Yatırımlardan ikincisi ise Stolt-Nielsen’in terminal hizmetleri alanındaki iştiraki Stolthaven Terminals ile ortaklaşa geliştirilen sıvı yük terminal tesisi olacak.

Terminal tesisin hem PP üretim tesisine hem de gelecekteki potansiyel müşteriler için terminal ve hammadde depolama hizmetleri sunması hedefleniyor.

Konuyla ilgili konuşan Stolthaven Terminals Başkanı Guy Bessant, Rönesans Holding ile bu önemli projede ortak olmaktan duydukları memnuniyeti dile getirerek şunları söyledi:

“Stolthaven Terminals, sıvı ve gaz hammaddelerin güvenli ve verimli bir şekilde taşınması ve depolanması konusunda 50 yılı aşkın deneyime ve karmaşık, büyük ölçekli depolama projelerinin geliştirilmesinde kanıtlanmış bir uzmanlığa sahiptir. Bu terminal, yalnızca Ceyhan PP Tesisi için depolama sağlamakla kalmayacak, aynı zamanda DAPEK Endüstri Bölgesi’nin bir parçası olarak, gelecekte yerel ve uluslararası şirketlere depolama ve lojistik çözümleri sağlayabilecek.”

Çevre dostu güncel teknolojiler kullanılacak

Her iki projede de sürdürülebilirlik ve üretim verimliliği sağlamak amacıyla çevre dostu en güncel teknolojilerinin kullanılacağını açıklandı.

PP üretim tesisinde, dünya genelinde üretilen PP başına en düşük sera gazı emisyonu hedeflenirken, yüzde yüz yenilenebilir elektrik ve yüksek verimli üretim yöntemlerinden faydalanılacak.

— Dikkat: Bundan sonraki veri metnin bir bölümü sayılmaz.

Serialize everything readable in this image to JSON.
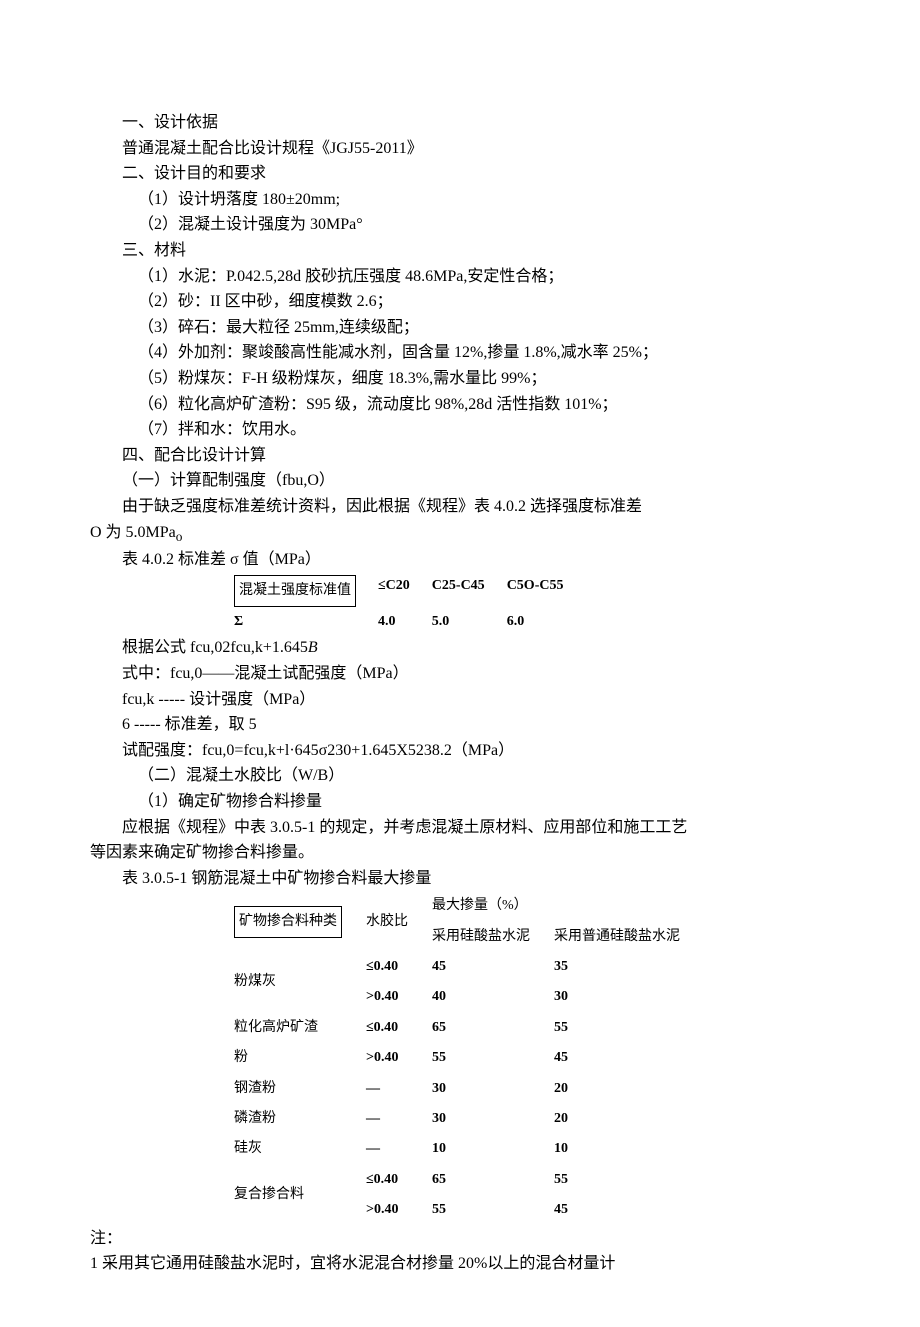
{
  "p1": "一、设计依据",
  "p2": "普通混凝土配合比设计规程《JGJ55-2011》",
  "p3": "二、设计目的和要求",
  "p4": "（1）设计坍落度 180±20mm;",
  "p5": "（2）混凝土设计强度为 30MPa°",
  "p6": "三、材料",
  "p7": "（1）水泥：P.042.5,28d 胶砂抗压强度 48.6MPa,安定性合格；",
  "p8": "（2）砂：II 区中砂，细度模数 2.6；",
  "p9": "（3）碎石：最大粒径 25mm,连续级配；",
  "p10": "（4）外加剂：聚竣酸高性能减水剂，固含量 12%,掺量 1.8%,减水率 25%；",
  "p11": "（5）粉煤灰：F-H 级粉煤灰，细度 18.3%,需水量比 99%；",
  "p12": "（6）粒化高炉矿渣粉：S95 级，流动度比 98%,28d 活性指数 101%；",
  "p13": "（7）拌和水：饮用水。",
  "p14": "四、配合比设计计算",
  "p15": "（一）计算配制强度（fbu,O）",
  "p16a": "由于缺乏强度标准差统计资料，因此根据《规程》表 4.0.2 选择强度标准差",
  "p16b": "O 为 5.0MPa",
  "p16c": "o",
  "p17": "表 4.0.2 标准差 σ 值（MPa）",
  "t1": {
    "h1": "混凝土强度标准值",
    "h2": "≤C20",
    "h3": "C25-C45",
    "h4": "C5O-C55",
    "r1": "Σ",
    "r2": "4.0",
    "r3": "5.0",
    "r4": "6.0"
  },
  "p18a": "根据公式 fcu,02fcu,k+1.645",
  "p18b": "B",
  "p19": "式中：fcu,0——混凝土试配强度（MPa）",
  "p20": "fcu,k ----- 设计强度（MPa）",
  "p21": "6 ----- 标准差，取 5",
  "p22": "试配强度：fcu,0=fcu,k+l·645σ230+1.645X5238.2（MPa）",
  "p23": "（二）混凝土水胶比（W/B）",
  "p24": "（1）确定矿物掺合料掺量",
  "p25a": "应根据《规程》中表 3.0.5-1 的规定，并考虑混凝土原材料、应用部位和施工工艺",
  "p25b": "等因素来确定矿物掺合料掺量。",
  "p26": "表 3.0.5-1 钢筋混凝土中矿物掺合料最大掺量",
  "t2": {
    "h1": "矿物掺合料种类",
    "h2": "水胶比",
    "h3a": "最大掺量（%）",
    "h3b": "采用硅酸盐水泥",
    "h3c": "采用普通硅酸盐水泥",
    "r": [
      [
        "粉煤灰",
        "≤0.40",
        "45",
        "35"
      ],
      [
        "",
        ">0.40",
        "40",
        "30"
      ],
      [
        "粒化高炉矿渣",
        "≤0.40",
        "65",
        "55"
      ],
      [
        "粉",
        ">0.40",
        "55",
        "45"
      ],
      [
        "钢渣粉",
        "—",
        "30",
        "20"
      ],
      [
        "磷渣粉",
        "—",
        "30",
        "20"
      ],
      [
        "硅灰",
        "—",
        "10",
        "10"
      ],
      [
        "复合掺合料",
        "≤0.40",
        "65",
        "55"
      ],
      [
        "",
        ">0.40",
        "55",
        "45"
      ]
    ]
  },
  "p27": "注：",
  "p28": "1 采用其它通用硅酸盐水泥时，宜将水泥混合材掺量 20%以上的混合材量计"
}
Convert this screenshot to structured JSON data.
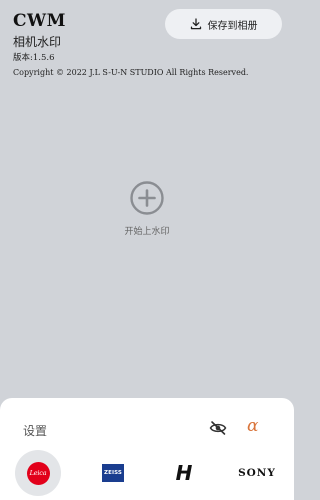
{
  "header": {
    "title": "CWM",
    "subtitle": "相机水印",
    "version": "版本:1.5.6",
    "copyright": "Copyright © 2022 J.L S-U-N STUDIO All Rights Reserved."
  },
  "toolbar": {
    "save_label": "保存到相册",
    "save_icon": "download-icon"
  },
  "canvas": {
    "start_label": "开始上水印",
    "start_icon": "plus-circle-icon"
  },
  "settings": {
    "label": "设置",
    "visibility_icon": "eye-off-icon",
    "sony_alpha_icon": "α"
  },
  "brands": {
    "leica": "Leica",
    "zeiss": "ZEISS",
    "hasselblad": "H",
    "sony": "SONY",
    "colors": {
      "leica_red": "#e2001a",
      "zeiss_blue": "#1a3d8f",
      "alpha_orange": "#d9743a"
    }
  }
}
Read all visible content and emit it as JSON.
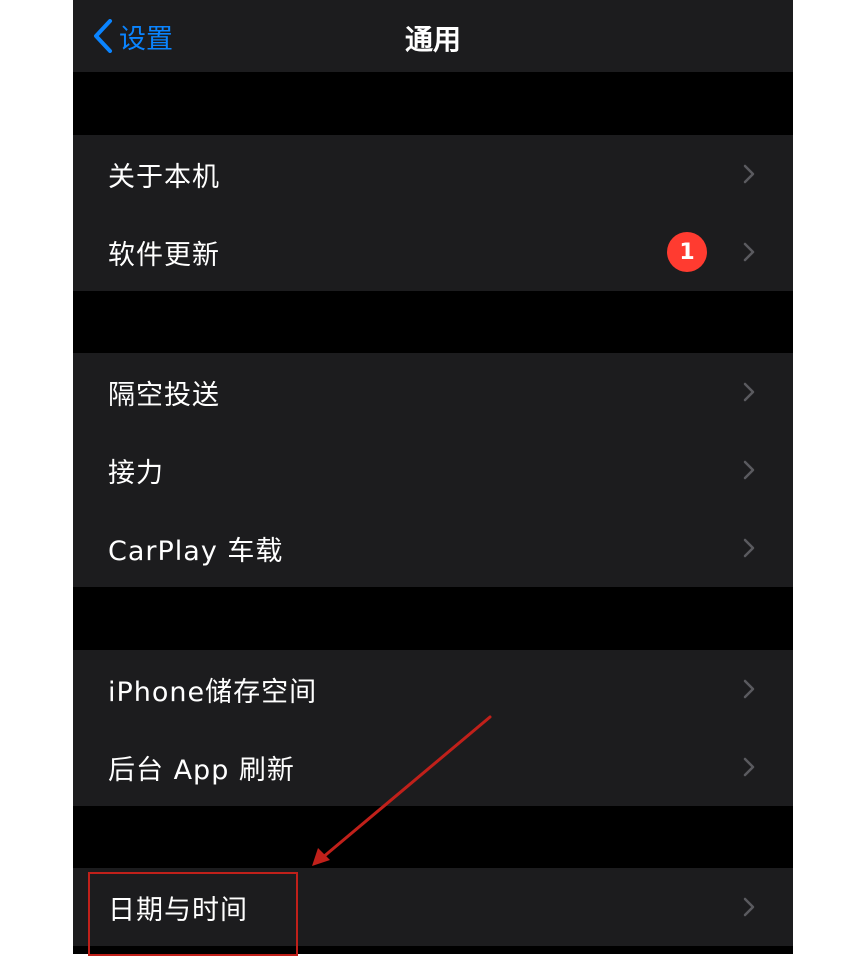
{
  "navbar": {
    "back_label": "设置",
    "title": "通用"
  },
  "groups": [
    {
      "items": [
        {
          "label": "关于本机"
        },
        {
          "label": "软件更新",
          "badge": "1"
        }
      ]
    },
    {
      "items": [
        {
          "label": "隔空投送"
        },
        {
          "label": "接力"
        },
        {
          "label": "CarPlay 车载"
        }
      ]
    },
    {
      "items": [
        {
          "label": "iPhone储存空间"
        },
        {
          "label": "后台 App 刷新"
        }
      ]
    },
    {
      "items": [
        {
          "label": "日期与时间"
        }
      ]
    }
  ],
  "colors": {
    "accent": "#0a84ff",
    "badge": "#ff3b30",
    "annotation": "#c0201a"
  },
  "icons": {
    "back": "chevron-left-icon",
    "disclosure": "chevron-right-icon"
  }
}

Ceyhan Polipropilen (PP) Üretim Tesisi ve Terminal projesi toplam 1,3 milyar dolarlık uluslararası finansmanla güçlü bir uluslararası ilgi çekti.

PP Üretim Tesisi için ABD Uluslararası Kalkınma Finans Kurumu (DFC) ile Cesce sigortası altında ING (genel koordinatör & dokümantasyon bankası), BBVA, DenizBank AG – Austria, DZ BANK ve The Arab Energy Fund - TAEF (eski adıyla Apicorp) gibi uluslararası ticari bankalardan oluşan bir konsorsiyumdan finansman sağlandı.

Deutsche Bank bu işlemde Cesce koordinatörü olarak görev aldı. Terminal için ise Vakıfbank’ın yanı sıra Cesce sigortası altında ING ve BBVA tarafından finansman sağlandı.

Dış ticaret açığını azaltması bekleniyor

Otomotiv, tekstil ve ambalaj gibi ana sektörler tarafından yönlendirilen taleple dünyanın en büyük polipropilen pazarlarından biri olan Türkiye’nin toplam yıllık PP tüketimi yaklaşık 2,7 milyon ton olmasına rağmen, mevcut yerel üretim yaklaşık 100 bin ton seviyesinde bulunuyor.

PP Üretim Tesisi ise, DAPEK Endüstri Bölgesi’nde stratejik bir konumda yer alıyor. Yerel ekonomiyi desteklerken, Türkiye'nin dış ticaret açığını yıllık yaklaşık 300 milyon dolar azaltması, inşaat döneminde 4.500 kişiye kadar, faaliyet döneminde ise 300 kişiye kalıcı istihdam sağlaması bekleniyor.

Proje, nitelikli istihdam olanaklarını ve iş yapma becerisini artırmayı hedefleyen girişimleri de içeriyor. Tesis için kurulan bir kaynakçılık okulu da dahil olmak üzere uygulanan programlar, bölgede eğitim ve beceri geliştirmeyi desteklerken sosyo-ekonomik kalkınmaya da katkıda bulunacak.